Résumé de la décision
M. B A, représenté par son avocat Me Sangue, a saisi le juge des référés pour obtenir une aide juridictionnelle provisoire, une injonction au conseil départemental de la Seine-Saint-Denis pour qu'il prenne des mesures d'hébergement d'urgence, ainsi qu'une indemnisation pour les frais d'avocat. Le juge a constaté que, suite à l'introduction de la requête, le département avait déjà accueilli M. A dans le cadre d'une aide sociale d'urgence, rendant ainsi sans objet les demandes d'injonction. En conséquence, le juge a admis M. A à titre provisoire au bénéfice de l'aide juridictionnelle, mais a rejeté les autres demandes.
Arguments pertinents
1. Urgence et situation de M. A : Le juge a reconnu que M. A se trouvait dans une situation d'urgence, sans hébergement ni moyens de subsistance, ce qui justifiait une intervention rapide. Il a souligné que "la condition d'urgence est remplie dès lors qu'il se trouve sans hébergement, sans aucune prise en charge et sans aucun moyen de subsistance sur le territoire français".
2. Accord du département : Le juge a noté que le département de la Seine-Saint-Denis avait pris des mesures pour accueillir M. A, ce qui a conduit à la conclusion qu'il n'y avait plus lieu de statuer sur les demandes d'injonction. Il a précisé que "postérieurement à l'introduction de l'instance, le département de la Seine-Saint-Denis a accueilli M. A au service de l'aide sociale à l'enfance".
3. Aide juridictionnelle : Le juge a admis M. A à titre provisoire au bénéfice de l'aide juridictionnelle, en raison de l'urgence de la situation, ce qui est conforme à l'article L. 521-2 du code de justice administrative.
Interprétations et citations légales
1. Article L. 521-2 du code de justice administrative : Cet article permet au juge des référés d'ordonner des mesures d'urgence lorsque la situation le justifie.

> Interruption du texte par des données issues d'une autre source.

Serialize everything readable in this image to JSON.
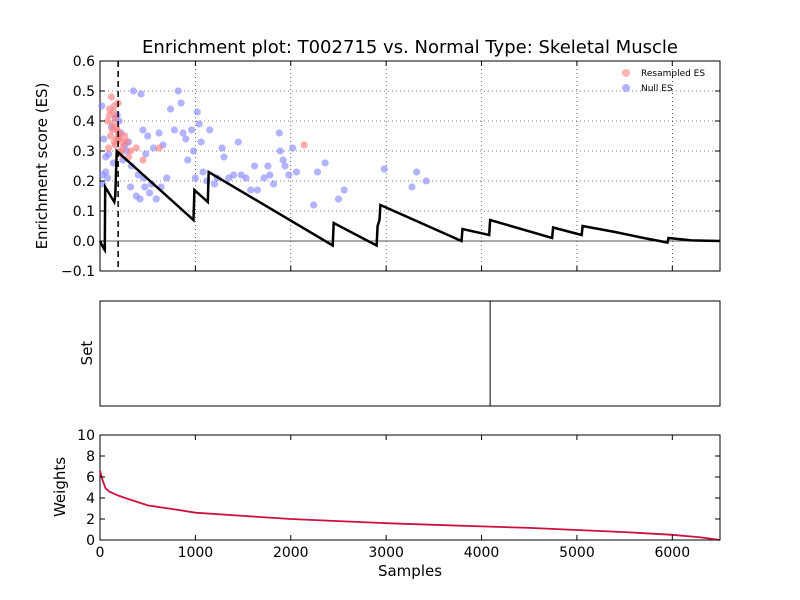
{
  "chart_data": [
    {
      "type": "scatter",
      "panel": "enrichment",
      "title": "Enrichment plot: T002715 vs. Normal Type: Skeletal Muscle",
      "xlabel": "",
      "ylabel": "Enrichment score (ES)",
      "xlim": [
        0,
        6500
      ],
      "ylim": [
        -0.1,
        0.6
      ],
      "yticks": [
        "−0.1",
        "0.0",
        "0.1",
        "0.2",
        "0.3",
        "0.4",
        "0.5",
        "0.6"
      ],
      "grid": true,
      "legend": {
        "placement": "top-right",
        "entries": [
          {
            "label": "Resampled ES",
            "color": "#ff8080"
          },
          {
            "label": "Null ES",
            "color": "#8080ff"
          }
        ]
      },
      "max_es_marker_x": 190,
      "zero_line": 0,
      "es_curve": {
        "name": "",
        "color": "#000000",
        "points": [
          [
            0,
            0.0
          ],
          [
            30,
            -0.02
          ],
          [
            50,
            -0.03
          ],
          [
            55,
            0.18
          ],
          [
            150,
            0.13
          ],
          [
            160,
            0.15
          ],
          [
            175,
            0.3
          ],
          [
            980,
            0.07
          ],
          [
            990,
            0.17
          ],
          [
            1130,
            0.13
          ],
          [
            1140,
            0.23
          ],
          [
            2440,
            -0.015
          ],
          [
            2450,
            0.06
          ],
          [
            2900,
            -0.015
          ],
          [
            2910,
            0.05
          ],
          [
            2930,
            0.07
          ],
          [
            2940,
            0.12
          ],
          [
            3790,
            0.0
          ],
          [
            3800,
            0.04
          ],
          [
            4080,
            0.02
          ],
          [
            4090,
            0.07
          ],
          [
            4740,
            0.01
          ],
          [
            4750,
            0.045
          ],
          [
            5050,
            0.02
          ],
          [
            5060,
            0.05
          ],
          [
            5400,
            0.03
          ],
          [
            5700,
            0.01
          ],
          [
            5950,
            -0.005
          ],
          [
            5960,
            0.01
          ],
          [
            6200,
            0.002
          ],
          [
            6500,
            0.0
          ]
        ]
      },
      "null_es": [
        [
          20,
          0.45
        ],
        [
          25,
          0.22
        ],
        [
          30,
          0.19
        ],
        [
          60,
          0.23
        ],
        [
          40,
          0.34
        ],
        [
          60,
          0.28
        ],
        [
          80,
          0.21
        ],
        [
          90,
          0.29
        ],
        [
          120,
          0.38
        ],
        [
          140,
          0.26
        ],
        [
          160,
          0.41
        ],
        [
          180,
          0.42
        ],
        [
          200,
          0.4
        ],
        [
          220,
          0.36
        ],
        [
          240,
          0.27
        ],
        [
          260,
          0.32
        ],
        [
          280,
          0.3
        ],
        [
          300,
          0.33
        ],
        [
          320,
          0.18
        ],
        [
          330,
          0.25
        ],
        [
          350,
          0.5
        ],
        [
          380,
          0.15
        ],
        [
          400,
          0.22
        ],
        [
          420,
          0.14
        ],
        [
          430,
          0.49
        ],
        [
          450,
          0.37
        ],
        [
          460,
          0.21
        ],
        [
          470,
          0.18
        ],
        [
          480,
          0.29
        ],
        [
          500,
          0.35
        ],
        [
          520,
          0.16
        ],
        [
          540,
          0.19
        ],
        [
          560,
          0.31
        ],
        [
          590,
          0.14
        ],
        [
          620,
          0.36
        ],
        [
          640,
          0.18
        ],
        [
          660,
          0.32
        ],
        [
          700,
          0.21
        ],
        [
          740,
          0.44
        ],
        [
          780,
          0.37
        ],
        [
          820,
          0.5
        ],
        [
          850,
          0.46
        ],
        [
          870,
          0.36
        ],
        [
          900,
          0.34
        ],
        [
          920,
          0.27
        ],
        [
          960,
          0.37
        ],
        [
          980,
          0.3
        ],
        [
          1000,
          0.21
        ],
        [
          1020,
          0.43
        ],
        [
          1040,
          0.39
        ],
        [
          1060,
          0.33
        ],
        [
          1080,
          0.23
        ],
        [
          1120,
          0.2
        ],
        [
          1150,
          0.37
        ],
        [
          1200,
          0.19
        ],
        [
          1230,
          0.21
        ],
        [
          1280,
          0.31
        ],
        [
          1300,
          0.28
        ],
        [
          1350,
          0.21
        ],
        [
          1400,
          0.22
        ],
        [
          1450,
          0.33
        ],
        [
          1480,
          0.22
        ],
        [
          1530,
          0.21
        ],
        [
          1580,
          0.17
        ],
        [
          1620,
          0.25
        ],
        [
          1650,
          0.17
        ],
        [
          1720,
          0.21
        ],
        [
          1760,
          0.25
        ],
        [
          1780,
          0.22
        ],
        [
          1820,
          0.19
        ],
        [
          1880,
          0.36
        ],
        [
          1890,
          0.3
        ],
        [
          1920,
          0.27
        ],
        [
          1940,
          0.25
        ],
        [
          1980,
          0.22
        ],
        [
          2020,
          0.31
        ],
        [
          2060,
          0.23
        ],
        [
          2240,
          0.12
        ],
        [
          2280,
          0.23
        ],
        [
          2360,
          0.26
        ],
        [
          2500,
          0.14
        ],
        [
          2560,
          0.17
        ],
        [
          2980,
          0.24
        ],
        [
          3270,
          0.18
        ],
        [
          3320,
          0.23
        ],
        [
          3420,
          0.2
        ]
      ],
      "resampled_es": [
        [
          80,
          0.4
        ],
        [
          100,
          0.44
        ],
        [
          110,
          0.35
        ],
        [
          120,
          0.48
        ],
        [
          130,
          0.37
        ],
        [
          140,
          0.43
        ],
        [
          150,
          0.33
        ],
        [
          160,
          0.41
        ],
        [
          170,
          0.38
        ],
        [
          180,
          0.34
        ],
        [
          190,
          0.46
        ],
        [
          200,
          0.36
        ],
        [
          210,
          0.3
        ],
        [
          220,
          0.29
        ],
        [
          90,
          0.31
        ],
        [
          130,
          0.39
        ],
        [
          160,
          0.32
        ],
        [
          190,
          0.35
        ],
        [
          240,
          0.31
        ],
        [
          280,
          0.33
        ],
        [
          320,
          0.3
        ],
        [
          380,
          0.31
        ],
        [
          450,
          0.27
        ],
        [
          620,
          0.31
        ],
        [
          2140,
          0.32
        ],
        [
          100,
          0.42
        ],
        [
          150,
          0.45
        ],
        [
          180,
          0.37
        ],
        [
          200,
          0.34
        ],
        [
          230,
          0.33
        ],
        [
          260,
          0.35
        ],
        [
          300,
          0.28
        ]
      ]
    },
    {
      "type": "line",
      "panel": "set",
      "xlabel": "",
      "ylabel": "Set",
      "xlim": [
        0,
        6500
      ],
      "hits": [
        4090
      ]
    },
    {
      "type": "area",
      "panel": "weights",
      "xlabel": "Samples",
      "ylabel": "Weights",
      "xlim": [
        0,
        6500
      ],
      "ylim": [
        0,
        10
      ],
      "xticks": [
        "0",
        "1000",
        "2000",
        "3000",
        "4000",
        "5000",
        "6000"
      ],
      "yticks": [
        "0",
        "2",
        "4",
        "6",
        "8",
        "10"
      ],
      "series": [
        {
          "name": "",
          "color": "#cc1040",
          "values": [
            [
              0,
              6.6
            ],
            [
              30,
              5.6
            ],
            [
              60,
              4.9
            ],
            [
              100,
              4.6
            ],
            [
              200,
              4.2
            ],
            [
              300,
              3.9
            ],
            [
              500,
              3.3
            ],
            [
              800,
              2.9
            ],
            [
              1000,
              2.6
            ],
            [
              1500,
              2.3
            ],
            [
              2000,
              2.0
            ],
            [
              2500,
              1.8
            ],
            [
              3000,
              1.6
            ],
            [
              3500,
              1.45
            ],
            [
              4000,
              1.3
            ],
            [
              4500,
              1.15
            ],
            [
              5000,
              0.95
            ],
            [
              5500,
              0.75
            ],
            [
              6000,
              0.5
            ],
            [
              6300,
              0.25
            ],
            [
              6500,
              0.0
            ]
          ]
        }
      ]
    }
  ]
}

Dans cette affaire, le juge a appliqué cet article en reconnaissant l'urgence de la situation de M. A.
2. Article 375 du code civil : Cet article impose une obligation de protection des mineurs, ce qui a été invoqué par M. A pour soutenir que le département avait failli à sa mission d'accueil. Le juge a reconnu cette obligation en mentionnant que "la décision du département de la Seine-Saint-Denis porte une atteinte grave et manifestement illégale à une liberté fondamentale".
3. Article L. 761-1 du code de justice administrative et Article 37 de la loi n° 91-647 du 10 juillet 1991 : Ces articles traitent de la prise en charge des frais d'avocat et de l'aide juridictionnelle. Le juge a décidé de ne pas faire droit aux demandes d'indemnisation, en précisant qu'il n'y avait pas lieu de faire droit aux conclusions de Me Sangue à cet égard.
En conclusion, la décision du juge des référés a été fondée sur une évaluation de l'urgence de la situation de M. A, tout en tenant compte des actions déjà entreprises par le département pour répondre à ses besoins.